Enhancement of DNA vaccine potency by linkage of antigen gene to a gene encoding the extracellular domain of Fms-like tyrosine kinase 3-ligand

Abstract

Recently, Flt3 (Fms-like tyrosine kinase 3)-ligand has been identified as an important cytokine for the generation of professional antigen-presenting cells (APCs), particularly dendritic cells (DCs). A recombinant chimera of the extracellular domain of Flt3-ligand (FL) linked to a model antigen may potentially target the antigen to DCs and their precursor cells. Using human papillomavirus-16 E7 as a model antigen, we evaluated the effect of linkage to FL on the potency of antigen-specific immunity generated by naked DNA vaccines administered intradermally via gene gun.

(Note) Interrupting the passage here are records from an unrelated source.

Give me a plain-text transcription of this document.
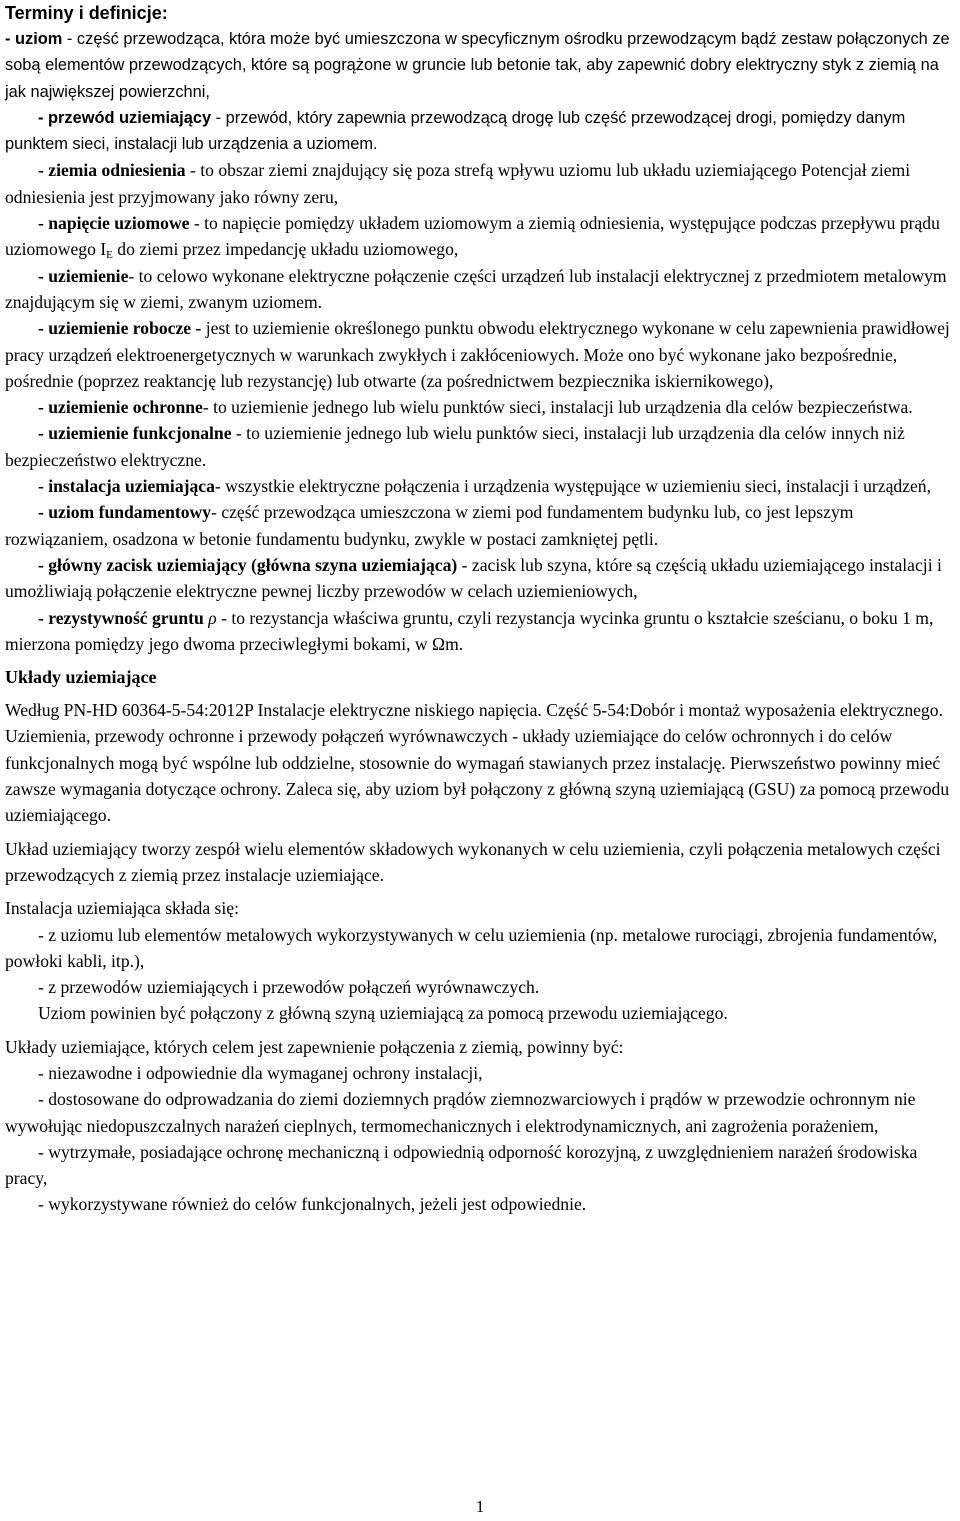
Terminy i definicje:

- uziom - część przewodząca, która może być umieszczona w specyficznym ośrodku przewodzącym bądź zestaw połączonych ze sobą elementów przewodzących, które są pogrążone w gruncie lub betonie tak, aby zapewnić dobry elektryczny styk z ziemią na jak największej powierzchni,

- przewód uziemiający - przewód, który zapewnia przewodzącą drogę lub część przewodzącej drogi, pomiędzy danym punktem sieci, instalacji lub urządzenia a uziomem.

- ziemia odniesienia - to obszar ziemi znajdujący się poza strefą wpływu uziomu lub układu uziemiającego Potencjał ziemi odniesienia jest przyjmowany jako równy zeru,

- napięcie uziomowe - to napięcie pomiędzy układem uziomowym a ziemią odniesienia, występujące podczas przepływu prądu uziomowego $I_E$ do ziemi przez impedancję układu uziomowego,

- uziemienie- to celowo wykonane elektryczne połączenie części urządzeń lub instalacji elektrycznej z przedmiotem metalowym znajdującym się w ziemi, zwanym uziomem.

- uziemienie robocze - jest to uziemienie określonego punktu obwodu elektrycznego wykonane w celu zapewnienia prawidłowej pracy urządzeń elektroenergetycznych w warunkach zwykłych i zakłóceniowych. Może ono być wykonane jako bezpośrednie, pośrednie (poprzez reaktancję lub rezystancję) lub otwarte (za pośrednictwem bezpiecznika iskiernikowego),

- uziemienie ochronne- to uziemienie jednego lub wielu punktów sieci, instalacji lub urządzenia dla celów bezpieczeństwa.

- uziemienie funkcjonalne - to uziemienie jednego lub wielu punktów sieci, instalacji lub urządzenia dla celów innych niż bezpieczeństwo elektryczne.

- instalacja uziemiająca- wszystkie elektryczne połączenia i urządzenia występujące w uziemieniu sieci, instalacji i urządzeń,

- uziom fundamentowy- część przewodząca umieszczona w ziemi pod fundamentem budynku lub, co jest lepszym rozwiązaniem, osadzona w betonie fundamentu budynku, zwykle w postaci zamkniętej pętli.

- główny zacisk uziemiający (główna szyna uziemiająca) - zacisk lub szyna, które są częścią układu uziemiającego instalacji i umożliwiają połączenie elektryczne pewnej liczby przewodów w celach uziemieniowych,

- rezystywność gruntu ρ - to rezystancja właściwa gruntu, czyli rezystancja wycinka gruntu o kształcie sześcianu, o boku 1 m, mierzona pomiędzy jego dwoma przeciwległymi bokami, w Ωm.

Układy uziemiające

Według PN-HD 60364-5-54:2012P Instalacje elektryczne niskiego napięcia. Część 5-54:Dobór i montaż wyposażenia elektrycznego. Uziemienia, przewody ochronne i przewody połączeń wyrównawczych - układy uziemiające do celów ochronnych i do celów funkcjonalnych mogą być wspólne lub oddzielne, stosownie do wymagań stawianych przez instalację. Pierwszeństwo powinny mieć zawsze wymagania dotyczące ochrony. Zaleca się, aby uziom był połączony z główną szyną uziemiającą (GSU) za pomocą przewodu uziemiającego.

Układ uziemiający tworzy zespół wielu elementów składowych wykonanych w celu uziemienia, czyli połączenia metalowych części przewodzących z ziemią przez instalacje uziemiające.

Instalacja uziemiająca składa się:

- z uziomu lub elementów metalowych wykorzystywanych w celu uziemienia (np. metalowe rurociągi, zbrojenia fundamentów, powłoki kabli, itp.),

- z przewodów uziemiających i przewodów połączeń wyrównawczych.

Uziom powinien być połączony z główną szyną uziemiającą za pomocą przewodu uziemiającego.

Układy uziemiające, których celem jest zapewnienie połączenia z ziemią, powinny być:

- niezawodne i odpowiednie dla wymaganej ochrony instalacji,

- dostosowane do odprowadzania do ziemi doziemnych prądów ziemnozwarciowych i prądów w przewodzie ochronnym nie wywołując niedopuszczalnych narażeń cieplnych, termomechanicznych i elektrodynamicznych, ani zagrożenia porażeniem,

- wytrzymałe, posiadające ochronę mechaniczną i odpowiednią odporność korozyjną, z uwzględnieniem narażeń środowiska pracy,

- wykorzystywane również do celów funkcjonalnych, jeżeli jest odpowiednie.

1
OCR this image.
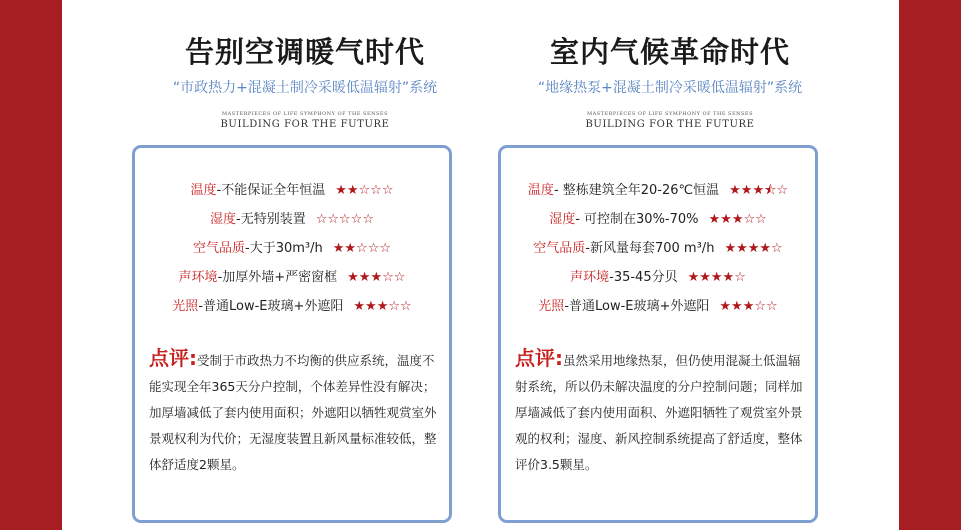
告别空调暖气时代
“市政热力+混凝土制冷采暖低温辐射”系统
MASTERPIECES OF LIFE SYMPHONY OF THE SENSES
BUILDING FOR THE FUTURE
温度-不能保证全年恒温 ★★☆☆☆
湿度-无特别装置 ☆☆☆☆☆
空气品质-大于30m³/h ★★☆☆☆
声环境-加厚外墙+严密窗框 ★★★☆☆
光照-普通Low-E玻璃+外遮阳 ★★★☆☆
点评:受制于市政热力不均衡的供应系统，温度不能实现全年365天分户控制，个体差异性没有解决；加厚墙减低了套内使用面积；外遮阳以牺牲观赏室外景观权利为代价；无湿度装置且新风量标准较低，整体舒适度2颗星。
室内气候革命时代
“地缘热泵+混凝土制冷采暖低温辐射”系统
MASTERPIECES OF LIFE SYMPHONY OF THE SENSES
BUILDING FOR THE FUTURE
温度- 整栋建筑全年20-26℃恒温 ★★★⯪☆
湿度- 可控制在30%-70% ★★★☆☆
空气品质-新风量每套700 m³/h ★★★★☆
声环境-35-45分贝 ★★★★☆
光照-普通Low-E玻璃+外遮阳 ★★★☆☆
点评:虽然采用地缘热泵，但仍使用混凝土低温辐射系统，所以仍未解决温度的分户控制问题；同样加厚墙减低了套内使用面积、外遮阳牺牲了观赏室外景观的权利；湿度、新风控制系统提高了舒适度，整体评价3.5颗星。
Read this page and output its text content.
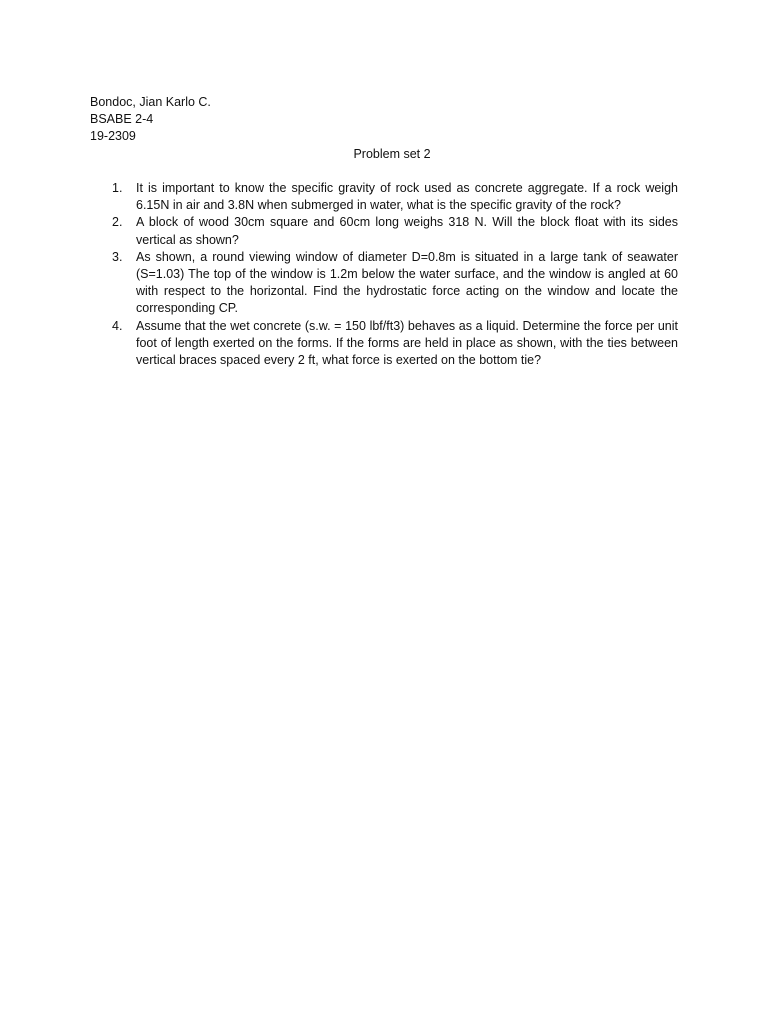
Bondoc, Jian Karlo C.
BSABE 2-4
19-2309
Problem set 2
1. It is important to know the specific gravity of rock used as concrete aggregate. If a rock weigh 6.15N in air and 3.8N when submerged in water, what is the specific gravity of the rock?
2. A block of wood 30cm square and 60cm long weighs 318 N. Will the block float with its sides vertical as shown?
3. As shown, a round viewing window of diameter D=0.8m is situated in a large tank of seawater (S=1.03) The top of the window is 1.2m below the water surface, and the window is angled at 60 with respect to the horizontal. Find the hydrostatic force acting on the window and locate the corresponding CP.
4. Assume that the wet concrete (s.w. = 150 lbf/ft3) behaves as a liquid. Determine the force per unit foot of length exerted on the forms. If the forms are held in place as shown, with the ties between vertical braces spaced every 2 ft, what force is exerted on the bottom tie?
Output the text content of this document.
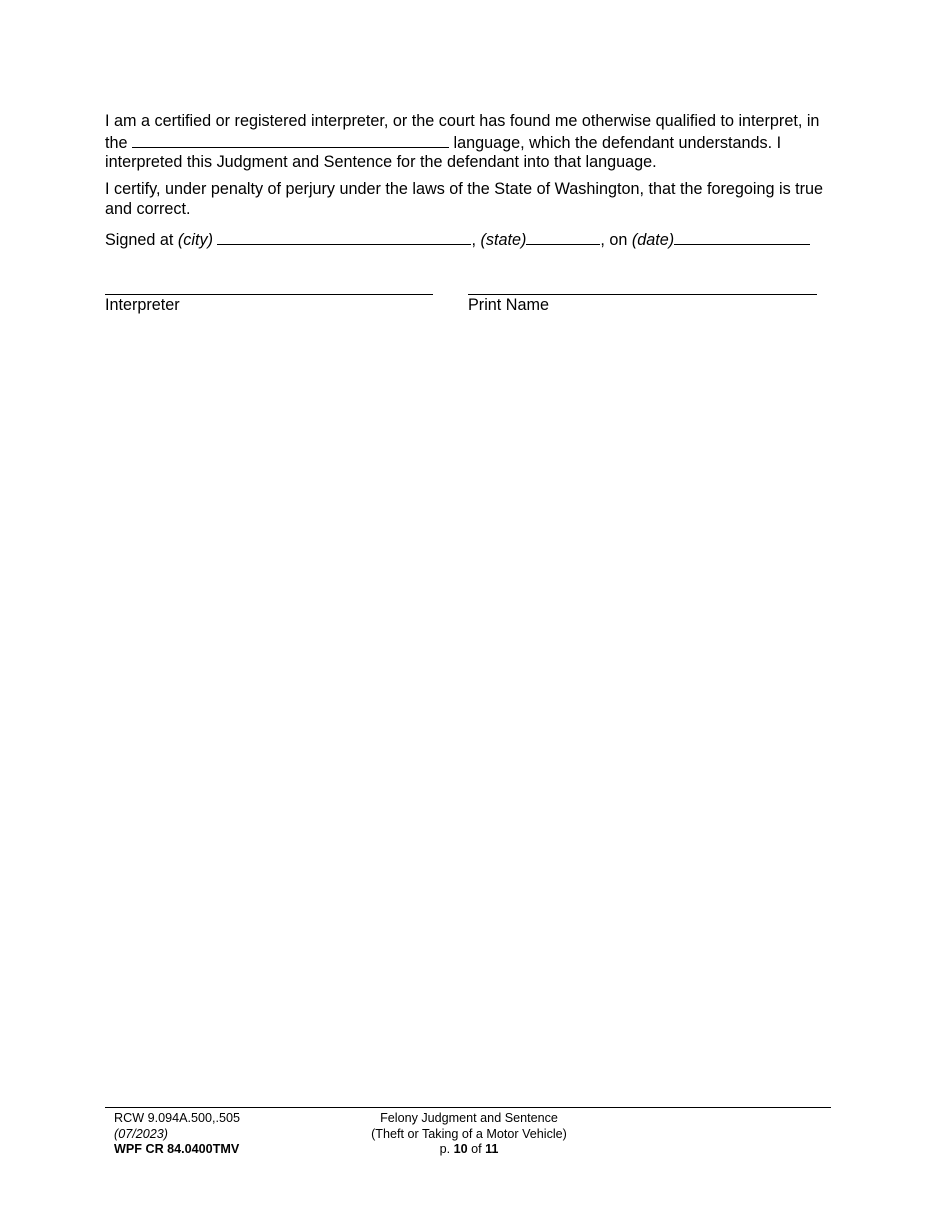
I am a certified or registered interpreter, or the court has found me otherwise qualified to interpret, in the	language, which the defendant understands. I interpreted this Judgment and Sentence for the defendant into that language.
I certify, under penalty of perjury under the laws of the State of Washington, that the foregoing is true and correct.
Signed at (city)	, (state)	, on (date)
Interpreter	Print Name
RCW 9.094A.500,.505
(07/2023)
WPF CR 84.0400TMV
Felony Judgment and Sentence
(Theft or Taking of a Motor Vehicle)
p. 10 of 11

We found that vaccines containing chimeric FL-E7 fusion genes significantly increased the frequency of E7-specific CD8+ T cells relative to vaccines containing the wild-type E7 gene. In vitro studies indicated that cells transfected with FL-E7 DNA presented E7 antigen through the MHC class I pathway more efficiently than wild-type E7 DNA. Furthermore, bone marrow-derived DCs pulsed with cell lysates containing FL-E7 fusion protein presented E7 antigen through the MHC class I pathway more efficiently than DCs pulsed with cell lysates containing wild-type E7 protein. More importantly, this fusion converted a less effective vaccine into one with significant potency against established E7-expressing metastatic tumors. The FL-E7 fusion vaccine mainly targeted CD8+ T cells, and antitumor effects were completely CD4 independent. These results indicate that fusion of a gene encoding the extracellular domain of FL to an antigen gene may greatly enhance the potency of DNA vaccines via CD8-dependent pathways.